Depending on whom you listen to, genetically modified crops are either ungodly Frankenfoods unfit for even a house pet or our only hope against famine in a post-climate-change world. Putting aside all the shouting, it’s interesting to examine how scientists modify plant genes. This is the story of how ordinary crops become transgenic crops.
The first step in the process is finding a useful gene. (In most cases, genetic modification involves adding genes to a plant rather than removing or disabling genes.) These discoveries can be serendipitous. Scientists around the globe are working furiously to map the species’s genomes. In some cases, they stumble across something useful, such as a gene that produces a fungus-fighting protein.
But multinational agricultural companies aren’t just hoping for some nerd in a university laboratory to get lucky. Instead, they’re spending huge sums hunting for genes that might fulfill pressing agricultural needs. This usually involves turning off or enhancing genes and observing the consequences. Does the change create pesticide tolerance? Does the fruit ripen more quickly? Those are indications that the gene could be promising.
Genes that enhance resistance to drought and heat are on the top of agribusiness wish lists, although researchers haven’t yet found anything particularly effective. That’s not surprising, considering that discovering useful genes is quite a bit harder than finding a needle in a haystack. Genetic code doesn’t have to come from another plant; it can come from just about anywhere: bacteria, fungi or even animals.
“Fundamentally, a strand of DNA is the same in animals and plants,” says Peter Pauls, a plant scientist at the University of Guelph in Ontario. “There are regulation systems around genes that make them work better in the organism they evolved in, but they code for the same protein in any organism.”
In other words, researchers are combing through the genome of the entire tree of life for a few promising base pairs. So looking for a drought-resistance gene is kind of like searching for a single needle that could be hidden in any haystack, anywhere on Earth.
When they find a candidate gene, researchers place it in a test tube with an enzyme that “amplifies” the sample, meaning they make millions of copies of it. Then comes the complicated part: inserting the gene into the target crop’s genome.
For the sake of illustration, let’s assume we’re working with corn. Companies focus almost exclusively on high-value crops such as corn, soybeans and wheat because this research is expensive. There’s not a lot of money in genetically modified fava beans.
There are a couple of ways to modify a corn genome. The slightly crude method is to place a bunch of the sample genes onto small particles of tungsten or gold, then shoot them into a corn cell. Suddenly flooded with genetic information, the plant cell can’t help but integrate some of it into its own genome.
More often, however, scientists use microbes called agrobacteria, which Pauls calls “natural genetic engineers” because of their behavior in the wild.
When an ordinary agrobacterium infects a corn cell, it commandeers the corn cell’s machinery by inserting a gene sequence that tricks the corn into making nutrients to support the spread of the agrobacterium.
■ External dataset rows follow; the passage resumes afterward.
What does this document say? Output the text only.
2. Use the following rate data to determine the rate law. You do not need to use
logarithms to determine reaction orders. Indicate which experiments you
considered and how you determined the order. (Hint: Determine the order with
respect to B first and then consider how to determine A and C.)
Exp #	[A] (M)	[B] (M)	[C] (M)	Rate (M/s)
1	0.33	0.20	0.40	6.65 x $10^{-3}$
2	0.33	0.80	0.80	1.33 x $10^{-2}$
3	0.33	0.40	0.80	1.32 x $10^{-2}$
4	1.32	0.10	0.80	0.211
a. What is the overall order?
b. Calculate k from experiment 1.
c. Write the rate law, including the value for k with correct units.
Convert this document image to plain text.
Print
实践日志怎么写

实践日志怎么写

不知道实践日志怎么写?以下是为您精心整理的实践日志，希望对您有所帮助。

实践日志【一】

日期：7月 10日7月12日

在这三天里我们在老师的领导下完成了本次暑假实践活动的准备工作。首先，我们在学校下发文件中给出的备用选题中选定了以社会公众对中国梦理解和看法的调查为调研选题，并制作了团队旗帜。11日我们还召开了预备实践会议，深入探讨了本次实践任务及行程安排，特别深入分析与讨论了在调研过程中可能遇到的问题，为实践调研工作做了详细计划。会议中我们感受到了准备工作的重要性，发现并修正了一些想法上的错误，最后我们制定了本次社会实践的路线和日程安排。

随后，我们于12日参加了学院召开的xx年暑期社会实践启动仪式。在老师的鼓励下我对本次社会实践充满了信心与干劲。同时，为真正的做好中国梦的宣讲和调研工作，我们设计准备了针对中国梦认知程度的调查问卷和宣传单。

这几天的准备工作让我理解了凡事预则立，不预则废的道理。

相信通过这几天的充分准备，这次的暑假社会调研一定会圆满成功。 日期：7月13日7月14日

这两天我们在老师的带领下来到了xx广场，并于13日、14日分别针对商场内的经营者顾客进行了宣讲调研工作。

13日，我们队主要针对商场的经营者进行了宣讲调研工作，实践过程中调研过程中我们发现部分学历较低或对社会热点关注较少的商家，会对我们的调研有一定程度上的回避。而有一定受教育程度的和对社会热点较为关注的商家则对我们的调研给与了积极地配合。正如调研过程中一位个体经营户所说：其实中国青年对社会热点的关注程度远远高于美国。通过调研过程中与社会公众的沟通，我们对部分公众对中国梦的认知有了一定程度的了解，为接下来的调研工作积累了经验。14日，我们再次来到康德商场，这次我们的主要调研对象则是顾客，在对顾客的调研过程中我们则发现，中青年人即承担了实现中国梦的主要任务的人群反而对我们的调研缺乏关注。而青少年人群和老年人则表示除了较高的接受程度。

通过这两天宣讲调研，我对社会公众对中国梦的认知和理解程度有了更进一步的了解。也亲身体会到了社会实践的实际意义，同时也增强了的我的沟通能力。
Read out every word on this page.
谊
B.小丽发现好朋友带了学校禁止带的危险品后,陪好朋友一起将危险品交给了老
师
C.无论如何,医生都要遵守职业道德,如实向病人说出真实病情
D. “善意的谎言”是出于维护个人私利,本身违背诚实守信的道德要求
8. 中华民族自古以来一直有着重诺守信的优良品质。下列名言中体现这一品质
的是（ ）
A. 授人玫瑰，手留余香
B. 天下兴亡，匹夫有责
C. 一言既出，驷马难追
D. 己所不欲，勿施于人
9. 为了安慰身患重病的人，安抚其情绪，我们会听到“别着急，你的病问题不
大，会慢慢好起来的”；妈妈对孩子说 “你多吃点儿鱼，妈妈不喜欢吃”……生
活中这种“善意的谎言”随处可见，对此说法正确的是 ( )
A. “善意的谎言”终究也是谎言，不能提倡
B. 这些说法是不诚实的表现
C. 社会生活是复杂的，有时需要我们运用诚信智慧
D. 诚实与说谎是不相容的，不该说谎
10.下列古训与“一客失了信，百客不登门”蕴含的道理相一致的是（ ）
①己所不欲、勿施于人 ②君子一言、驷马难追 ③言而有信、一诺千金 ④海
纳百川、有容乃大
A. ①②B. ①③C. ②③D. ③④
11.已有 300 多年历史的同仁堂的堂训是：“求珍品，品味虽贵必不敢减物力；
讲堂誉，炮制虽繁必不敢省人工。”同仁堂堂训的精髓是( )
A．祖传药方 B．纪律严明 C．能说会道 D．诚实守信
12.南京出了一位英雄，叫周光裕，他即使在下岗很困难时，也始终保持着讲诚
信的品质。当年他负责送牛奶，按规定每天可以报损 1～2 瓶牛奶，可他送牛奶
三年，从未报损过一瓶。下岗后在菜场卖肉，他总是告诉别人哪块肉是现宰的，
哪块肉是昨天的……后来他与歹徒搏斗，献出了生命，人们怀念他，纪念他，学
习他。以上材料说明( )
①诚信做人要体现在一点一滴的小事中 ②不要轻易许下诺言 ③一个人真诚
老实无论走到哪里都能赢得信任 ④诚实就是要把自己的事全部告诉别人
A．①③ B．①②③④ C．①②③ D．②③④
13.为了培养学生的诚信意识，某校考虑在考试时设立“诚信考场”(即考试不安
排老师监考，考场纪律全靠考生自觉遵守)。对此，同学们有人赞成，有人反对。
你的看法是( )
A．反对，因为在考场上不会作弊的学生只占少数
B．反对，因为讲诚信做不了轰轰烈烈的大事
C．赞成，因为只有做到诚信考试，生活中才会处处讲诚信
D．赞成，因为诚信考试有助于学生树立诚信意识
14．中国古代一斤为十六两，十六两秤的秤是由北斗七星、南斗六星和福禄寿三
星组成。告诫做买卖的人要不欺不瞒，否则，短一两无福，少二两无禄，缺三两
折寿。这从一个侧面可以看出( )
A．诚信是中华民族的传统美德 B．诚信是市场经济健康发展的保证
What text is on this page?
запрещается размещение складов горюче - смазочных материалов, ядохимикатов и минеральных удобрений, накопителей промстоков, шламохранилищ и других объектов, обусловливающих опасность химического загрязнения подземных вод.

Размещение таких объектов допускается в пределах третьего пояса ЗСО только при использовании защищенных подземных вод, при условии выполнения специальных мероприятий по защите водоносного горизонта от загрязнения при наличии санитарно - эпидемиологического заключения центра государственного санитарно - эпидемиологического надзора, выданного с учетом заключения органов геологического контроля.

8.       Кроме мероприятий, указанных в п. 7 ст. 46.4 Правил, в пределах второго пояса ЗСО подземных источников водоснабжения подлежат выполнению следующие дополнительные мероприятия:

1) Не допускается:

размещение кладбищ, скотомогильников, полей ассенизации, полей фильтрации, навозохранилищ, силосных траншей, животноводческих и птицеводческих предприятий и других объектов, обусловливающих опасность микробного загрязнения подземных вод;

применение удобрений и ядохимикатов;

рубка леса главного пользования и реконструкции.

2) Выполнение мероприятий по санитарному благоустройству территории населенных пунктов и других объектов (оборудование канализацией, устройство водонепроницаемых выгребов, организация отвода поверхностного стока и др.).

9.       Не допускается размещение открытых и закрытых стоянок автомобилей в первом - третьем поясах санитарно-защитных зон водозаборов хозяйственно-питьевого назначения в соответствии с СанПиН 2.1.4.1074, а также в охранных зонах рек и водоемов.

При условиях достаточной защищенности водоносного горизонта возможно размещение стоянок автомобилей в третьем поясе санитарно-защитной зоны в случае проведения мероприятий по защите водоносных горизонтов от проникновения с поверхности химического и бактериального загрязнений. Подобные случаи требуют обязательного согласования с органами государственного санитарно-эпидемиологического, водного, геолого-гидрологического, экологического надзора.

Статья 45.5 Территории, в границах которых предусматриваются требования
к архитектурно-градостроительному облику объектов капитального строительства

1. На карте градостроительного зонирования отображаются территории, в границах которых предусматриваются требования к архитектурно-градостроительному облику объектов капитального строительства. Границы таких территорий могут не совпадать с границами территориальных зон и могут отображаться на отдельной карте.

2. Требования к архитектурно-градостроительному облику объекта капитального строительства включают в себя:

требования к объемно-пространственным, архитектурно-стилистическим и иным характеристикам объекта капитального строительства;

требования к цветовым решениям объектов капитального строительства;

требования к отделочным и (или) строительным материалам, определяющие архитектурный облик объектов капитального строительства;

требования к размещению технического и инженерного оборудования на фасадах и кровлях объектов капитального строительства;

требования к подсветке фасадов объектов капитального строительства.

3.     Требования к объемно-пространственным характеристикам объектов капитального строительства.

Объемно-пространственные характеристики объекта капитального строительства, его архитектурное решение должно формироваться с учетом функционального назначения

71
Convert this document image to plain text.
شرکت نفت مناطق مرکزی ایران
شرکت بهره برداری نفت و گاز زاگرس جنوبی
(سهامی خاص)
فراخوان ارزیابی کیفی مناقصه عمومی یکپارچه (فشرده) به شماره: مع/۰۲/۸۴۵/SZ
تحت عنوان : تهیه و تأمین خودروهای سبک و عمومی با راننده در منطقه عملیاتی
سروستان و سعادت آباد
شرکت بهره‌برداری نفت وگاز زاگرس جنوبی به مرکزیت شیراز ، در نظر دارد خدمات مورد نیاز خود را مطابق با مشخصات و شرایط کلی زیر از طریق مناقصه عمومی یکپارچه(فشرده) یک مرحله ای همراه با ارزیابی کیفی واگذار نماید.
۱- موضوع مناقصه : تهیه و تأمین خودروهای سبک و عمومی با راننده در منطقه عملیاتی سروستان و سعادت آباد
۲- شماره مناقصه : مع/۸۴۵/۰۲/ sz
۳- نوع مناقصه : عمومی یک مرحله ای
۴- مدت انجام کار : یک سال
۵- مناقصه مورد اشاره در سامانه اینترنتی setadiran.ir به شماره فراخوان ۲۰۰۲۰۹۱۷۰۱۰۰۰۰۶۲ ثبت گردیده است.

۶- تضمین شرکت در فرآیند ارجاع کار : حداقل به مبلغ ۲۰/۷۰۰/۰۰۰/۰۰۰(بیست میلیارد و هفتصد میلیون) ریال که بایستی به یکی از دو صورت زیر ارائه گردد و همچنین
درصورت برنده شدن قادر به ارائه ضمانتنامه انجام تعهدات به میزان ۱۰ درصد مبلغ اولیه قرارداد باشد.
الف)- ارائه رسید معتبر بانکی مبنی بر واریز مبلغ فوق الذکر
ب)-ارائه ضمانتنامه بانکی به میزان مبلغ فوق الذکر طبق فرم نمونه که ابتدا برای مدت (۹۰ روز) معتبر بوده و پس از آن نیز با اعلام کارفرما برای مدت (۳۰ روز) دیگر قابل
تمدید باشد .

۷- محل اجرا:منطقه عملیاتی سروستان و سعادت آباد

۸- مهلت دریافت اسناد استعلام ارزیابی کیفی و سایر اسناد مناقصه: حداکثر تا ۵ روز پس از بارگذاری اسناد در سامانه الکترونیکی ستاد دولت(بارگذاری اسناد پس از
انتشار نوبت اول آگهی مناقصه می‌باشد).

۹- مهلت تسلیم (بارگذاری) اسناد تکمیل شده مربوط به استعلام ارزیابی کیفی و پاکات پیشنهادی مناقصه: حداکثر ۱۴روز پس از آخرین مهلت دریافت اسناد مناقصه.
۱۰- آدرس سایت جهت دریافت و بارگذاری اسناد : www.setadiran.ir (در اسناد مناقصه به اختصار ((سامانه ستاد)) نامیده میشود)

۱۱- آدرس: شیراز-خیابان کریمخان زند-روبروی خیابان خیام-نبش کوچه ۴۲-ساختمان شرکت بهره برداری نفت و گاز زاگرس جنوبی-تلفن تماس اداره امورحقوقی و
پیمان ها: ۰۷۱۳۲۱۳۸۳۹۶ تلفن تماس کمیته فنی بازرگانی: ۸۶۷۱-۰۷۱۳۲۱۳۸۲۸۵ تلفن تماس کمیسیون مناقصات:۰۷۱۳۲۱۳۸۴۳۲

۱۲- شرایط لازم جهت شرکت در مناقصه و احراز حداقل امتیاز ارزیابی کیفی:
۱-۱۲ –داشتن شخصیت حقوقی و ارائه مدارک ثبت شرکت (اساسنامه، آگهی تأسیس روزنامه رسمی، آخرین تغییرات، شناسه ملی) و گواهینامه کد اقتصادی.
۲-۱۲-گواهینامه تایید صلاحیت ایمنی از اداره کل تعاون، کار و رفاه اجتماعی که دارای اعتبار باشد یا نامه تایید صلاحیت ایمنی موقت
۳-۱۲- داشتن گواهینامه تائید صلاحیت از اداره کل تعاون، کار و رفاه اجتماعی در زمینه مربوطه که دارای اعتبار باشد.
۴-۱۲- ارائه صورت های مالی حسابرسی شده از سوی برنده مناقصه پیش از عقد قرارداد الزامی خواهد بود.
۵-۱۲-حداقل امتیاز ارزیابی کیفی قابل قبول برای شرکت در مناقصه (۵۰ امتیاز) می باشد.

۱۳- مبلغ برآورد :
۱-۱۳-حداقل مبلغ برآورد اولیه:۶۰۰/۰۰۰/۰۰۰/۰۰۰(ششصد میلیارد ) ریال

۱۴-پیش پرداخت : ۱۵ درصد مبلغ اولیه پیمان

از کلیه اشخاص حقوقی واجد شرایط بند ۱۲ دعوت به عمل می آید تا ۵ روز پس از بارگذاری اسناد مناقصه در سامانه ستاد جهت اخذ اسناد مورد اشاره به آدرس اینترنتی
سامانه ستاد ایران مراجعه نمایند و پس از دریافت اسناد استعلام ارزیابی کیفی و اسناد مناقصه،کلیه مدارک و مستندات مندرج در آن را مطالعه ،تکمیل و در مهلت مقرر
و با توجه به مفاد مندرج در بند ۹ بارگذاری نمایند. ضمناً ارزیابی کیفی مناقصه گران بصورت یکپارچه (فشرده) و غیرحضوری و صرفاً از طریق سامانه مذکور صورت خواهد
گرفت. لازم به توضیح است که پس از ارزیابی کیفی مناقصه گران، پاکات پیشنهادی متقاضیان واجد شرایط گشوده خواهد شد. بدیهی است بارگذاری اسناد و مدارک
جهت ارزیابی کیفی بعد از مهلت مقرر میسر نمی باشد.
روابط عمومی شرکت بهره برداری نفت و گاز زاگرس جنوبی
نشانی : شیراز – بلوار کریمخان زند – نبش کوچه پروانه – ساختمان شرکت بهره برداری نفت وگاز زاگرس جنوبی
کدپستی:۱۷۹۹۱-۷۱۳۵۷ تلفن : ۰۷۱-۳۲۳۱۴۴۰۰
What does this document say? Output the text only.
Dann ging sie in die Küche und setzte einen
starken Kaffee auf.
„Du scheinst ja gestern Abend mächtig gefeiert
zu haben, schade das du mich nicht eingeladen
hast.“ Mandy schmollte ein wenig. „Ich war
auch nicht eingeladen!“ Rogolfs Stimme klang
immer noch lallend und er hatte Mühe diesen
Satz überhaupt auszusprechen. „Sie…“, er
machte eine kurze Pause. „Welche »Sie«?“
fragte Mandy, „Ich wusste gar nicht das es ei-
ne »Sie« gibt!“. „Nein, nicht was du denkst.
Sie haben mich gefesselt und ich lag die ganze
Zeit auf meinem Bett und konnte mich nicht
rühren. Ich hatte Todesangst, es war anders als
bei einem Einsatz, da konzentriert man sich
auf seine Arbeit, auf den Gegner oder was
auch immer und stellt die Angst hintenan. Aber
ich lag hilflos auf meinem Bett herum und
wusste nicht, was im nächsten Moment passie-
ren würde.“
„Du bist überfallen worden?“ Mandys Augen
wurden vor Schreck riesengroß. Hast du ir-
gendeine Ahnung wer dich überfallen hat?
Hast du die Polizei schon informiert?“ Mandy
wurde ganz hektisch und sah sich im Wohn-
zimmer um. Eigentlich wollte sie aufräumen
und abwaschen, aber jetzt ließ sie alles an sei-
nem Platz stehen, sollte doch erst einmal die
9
Researchers have found that agrobacteria can be reprogrammed to insert just about any genes you want into a plant cell, instead of the ones that simply support the bacteria itself. They place their reworked agrobacteria in a nutrient bath with the corn cells and allow the bacteria to infect the corn, thereby adding the genes that might enhance drought tolerance or help fight fungi.
Scientists then face a problem: how to tell which corn cells have integrated the new genetic sequence. The process doesn’t always work, and you can’t recognize a genetically modified corn cell from its appearance.
To solve this problem, scientists attach the genes they’re testing to marker genes; these are genes whose only purpose is to mark the corn cells. The marker genes may, for example, confer antibiotic resistance on corn. Scientists then give the agrobacteria-corn mixture a solid dose of antibiotics, which would normally kill the corn. The samples that survive must have integrated the new genetic material — both the antibiotic resistance genes and those being tested — into their DNA.
At the end of all this, researchers hope to have a few cells of what is called transgenic corn. I say “hope,” because the success rate is rather low. Sometimes none of the cells take up the genes. In other cases, the genetic modification undermines the normal functioning of the corn.
Testing is basically Horticulture 101. The researchers grow several generations of corn plants from the genetically modified cell and test to see whether they have the desired new trait.
Companies have to do extensive safety testing before attempting to market the crops — for example, by feeding enormous amounts of the new product to mice to check for potential health hazards.
Jonathan Jones, a researcher at the U.K.’s Sainsbury Laboratory, wants you to remember one thing about genetically modified crops: “If you have a plant with 30,000 genes, and you add another, you have a plant that is 99.999 percent identical. It’s very unlikely that would make a difference for human health.”
That’s not likely to convince opponents, who worry not just about nutrition and toxicity but also about environmental issues. But when people start hollering about Frankenfoods, at least now you know how the monster was made.